Possible suicide pact in macabre German crossbow murders

Possible suicide pact in macabre German crossbow murders

Five mysterious deaths, including three by crossbow bolts, may have been a murder-suicide pact among Germans with a reported passion for medieval folklore and weaponry, police say.

Three people were found dead at this hotel in Passau, Germany, over the weekend. (AFP pic)
MUNICH:
Investigators were on Tuesday pursuing leads that five mysterious deaths, including three by crossbow bolts, may have been a murder-suicide pact among Germans with a reported passion for medieval folklore and weaponry.

Police probing the initial triple death said they found the last wills of two of the victims in a hotel room, and no signs of a struggle or involvement of other people.

Germany has been baffled by the macabre case since the trio of corpses was found Saturday in a hotel in the Bavarian town of Passau, followed by Monday’s discovery of two dead women across the country in the town of Wittingen.
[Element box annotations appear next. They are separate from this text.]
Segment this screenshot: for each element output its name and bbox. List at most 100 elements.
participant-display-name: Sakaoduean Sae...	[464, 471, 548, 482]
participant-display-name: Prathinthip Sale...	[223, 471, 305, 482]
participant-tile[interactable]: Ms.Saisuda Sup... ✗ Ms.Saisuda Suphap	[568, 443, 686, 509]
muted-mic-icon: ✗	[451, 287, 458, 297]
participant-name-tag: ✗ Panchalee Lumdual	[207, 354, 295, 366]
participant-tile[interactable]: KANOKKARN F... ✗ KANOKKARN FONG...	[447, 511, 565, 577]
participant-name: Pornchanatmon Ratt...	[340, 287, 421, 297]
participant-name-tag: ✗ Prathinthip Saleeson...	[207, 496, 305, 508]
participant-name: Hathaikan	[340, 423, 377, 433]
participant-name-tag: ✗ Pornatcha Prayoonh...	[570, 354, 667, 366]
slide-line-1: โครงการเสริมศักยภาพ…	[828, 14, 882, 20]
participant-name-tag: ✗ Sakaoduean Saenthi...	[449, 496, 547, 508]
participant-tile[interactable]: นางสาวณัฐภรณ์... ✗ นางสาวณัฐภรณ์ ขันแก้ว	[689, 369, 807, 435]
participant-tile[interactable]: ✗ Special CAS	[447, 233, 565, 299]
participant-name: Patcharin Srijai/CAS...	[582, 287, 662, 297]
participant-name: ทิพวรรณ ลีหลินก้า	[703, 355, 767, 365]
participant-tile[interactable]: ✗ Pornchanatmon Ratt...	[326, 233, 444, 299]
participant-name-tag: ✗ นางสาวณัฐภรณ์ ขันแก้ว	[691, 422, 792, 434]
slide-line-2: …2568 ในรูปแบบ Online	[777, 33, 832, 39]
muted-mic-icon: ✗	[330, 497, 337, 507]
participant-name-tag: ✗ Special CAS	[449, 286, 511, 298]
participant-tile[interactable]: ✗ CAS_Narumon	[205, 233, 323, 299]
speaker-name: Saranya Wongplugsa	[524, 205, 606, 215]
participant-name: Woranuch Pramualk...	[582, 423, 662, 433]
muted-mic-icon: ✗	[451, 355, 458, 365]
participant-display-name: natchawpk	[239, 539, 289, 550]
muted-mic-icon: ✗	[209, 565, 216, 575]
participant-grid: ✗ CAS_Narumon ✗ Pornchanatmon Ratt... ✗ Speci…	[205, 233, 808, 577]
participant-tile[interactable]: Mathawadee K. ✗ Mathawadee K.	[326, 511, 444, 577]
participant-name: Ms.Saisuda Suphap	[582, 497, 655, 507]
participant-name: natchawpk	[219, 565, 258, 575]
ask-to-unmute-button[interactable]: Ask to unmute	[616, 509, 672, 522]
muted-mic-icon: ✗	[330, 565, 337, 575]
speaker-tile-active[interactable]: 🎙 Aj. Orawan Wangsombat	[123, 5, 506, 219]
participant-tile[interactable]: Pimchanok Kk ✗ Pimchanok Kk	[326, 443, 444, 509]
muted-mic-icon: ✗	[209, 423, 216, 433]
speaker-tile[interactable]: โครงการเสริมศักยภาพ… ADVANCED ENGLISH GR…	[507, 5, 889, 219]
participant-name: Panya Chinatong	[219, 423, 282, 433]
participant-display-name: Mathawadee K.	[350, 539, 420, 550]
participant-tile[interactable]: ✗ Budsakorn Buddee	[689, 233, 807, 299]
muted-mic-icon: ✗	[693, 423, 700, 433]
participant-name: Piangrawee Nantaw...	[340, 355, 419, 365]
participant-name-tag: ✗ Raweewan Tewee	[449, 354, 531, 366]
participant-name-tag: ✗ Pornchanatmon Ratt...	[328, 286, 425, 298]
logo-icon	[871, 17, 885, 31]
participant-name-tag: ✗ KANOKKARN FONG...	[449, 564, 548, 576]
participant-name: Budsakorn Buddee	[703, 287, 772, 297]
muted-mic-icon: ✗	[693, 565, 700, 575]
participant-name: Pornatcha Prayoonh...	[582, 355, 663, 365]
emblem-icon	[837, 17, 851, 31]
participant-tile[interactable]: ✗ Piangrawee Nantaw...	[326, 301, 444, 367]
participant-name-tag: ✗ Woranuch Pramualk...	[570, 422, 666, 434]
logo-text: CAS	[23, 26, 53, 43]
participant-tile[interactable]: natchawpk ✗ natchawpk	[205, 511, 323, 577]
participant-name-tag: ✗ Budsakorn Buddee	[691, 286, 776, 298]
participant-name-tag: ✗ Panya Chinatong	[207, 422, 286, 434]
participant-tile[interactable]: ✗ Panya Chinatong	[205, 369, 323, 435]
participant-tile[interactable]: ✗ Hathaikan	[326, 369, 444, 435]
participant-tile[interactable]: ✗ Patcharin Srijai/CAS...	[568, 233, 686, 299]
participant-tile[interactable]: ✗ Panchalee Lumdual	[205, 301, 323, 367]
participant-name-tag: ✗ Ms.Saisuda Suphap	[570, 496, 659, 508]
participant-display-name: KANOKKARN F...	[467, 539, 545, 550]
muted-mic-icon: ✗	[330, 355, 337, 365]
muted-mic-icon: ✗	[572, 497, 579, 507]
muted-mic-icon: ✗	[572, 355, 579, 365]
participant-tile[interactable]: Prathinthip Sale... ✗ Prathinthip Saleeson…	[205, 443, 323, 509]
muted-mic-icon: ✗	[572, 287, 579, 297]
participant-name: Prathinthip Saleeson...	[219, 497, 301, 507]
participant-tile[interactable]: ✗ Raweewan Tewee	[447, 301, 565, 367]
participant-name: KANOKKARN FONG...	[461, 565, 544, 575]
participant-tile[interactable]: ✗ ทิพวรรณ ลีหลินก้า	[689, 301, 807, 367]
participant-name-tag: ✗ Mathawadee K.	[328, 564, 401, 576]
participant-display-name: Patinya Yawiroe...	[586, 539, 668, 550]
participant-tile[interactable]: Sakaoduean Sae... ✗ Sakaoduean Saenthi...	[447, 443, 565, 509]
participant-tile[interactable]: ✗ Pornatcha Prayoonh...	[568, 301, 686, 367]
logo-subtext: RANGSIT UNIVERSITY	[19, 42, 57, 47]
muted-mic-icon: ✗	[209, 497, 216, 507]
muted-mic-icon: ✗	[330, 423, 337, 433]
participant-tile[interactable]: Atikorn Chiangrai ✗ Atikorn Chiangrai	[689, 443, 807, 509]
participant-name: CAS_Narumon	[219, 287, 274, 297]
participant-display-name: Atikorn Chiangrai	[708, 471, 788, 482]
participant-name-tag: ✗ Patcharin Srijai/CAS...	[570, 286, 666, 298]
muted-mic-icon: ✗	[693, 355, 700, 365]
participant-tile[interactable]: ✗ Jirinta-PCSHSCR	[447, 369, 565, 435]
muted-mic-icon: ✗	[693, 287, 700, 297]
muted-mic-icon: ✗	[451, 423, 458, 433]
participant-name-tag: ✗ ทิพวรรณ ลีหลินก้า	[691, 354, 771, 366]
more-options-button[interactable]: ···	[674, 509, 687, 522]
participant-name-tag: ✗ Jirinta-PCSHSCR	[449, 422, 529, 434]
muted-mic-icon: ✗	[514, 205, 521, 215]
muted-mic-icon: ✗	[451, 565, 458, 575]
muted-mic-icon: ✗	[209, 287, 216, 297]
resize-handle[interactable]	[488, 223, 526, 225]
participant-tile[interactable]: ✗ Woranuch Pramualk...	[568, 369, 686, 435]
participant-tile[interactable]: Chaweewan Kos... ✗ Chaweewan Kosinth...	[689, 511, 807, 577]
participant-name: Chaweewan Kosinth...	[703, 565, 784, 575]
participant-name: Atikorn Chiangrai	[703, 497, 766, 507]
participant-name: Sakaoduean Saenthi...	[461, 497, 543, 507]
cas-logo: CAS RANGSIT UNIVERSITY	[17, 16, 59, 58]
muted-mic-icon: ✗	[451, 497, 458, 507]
Mass-circulation Bild daily reported that the victims had shared a fascination with the Middle Ages, including knights, jousting, weapons and alchemy.

According to an autopsy report, two of the victims in the Passau hotel room – a man named Torsten W., 53, and a woman called Kerstin E., 33 – were found lying in the double bed, hand-in-hand.

They were killed with crossbow shots to their heads and hearts, the post-mortems found.

The last wills of the couple from Rhineland-Palatinate state were also found in the room, police said.

The other woman, 30-year-old Farina C., lay on the floor, a single crossbow arrow in her neck – not in her chest, as previously reported.

The local prosecutor’s office said it was treating the case as a ‘requested killing and suicide’, suggesting Farina C. first shot the couple and then herself.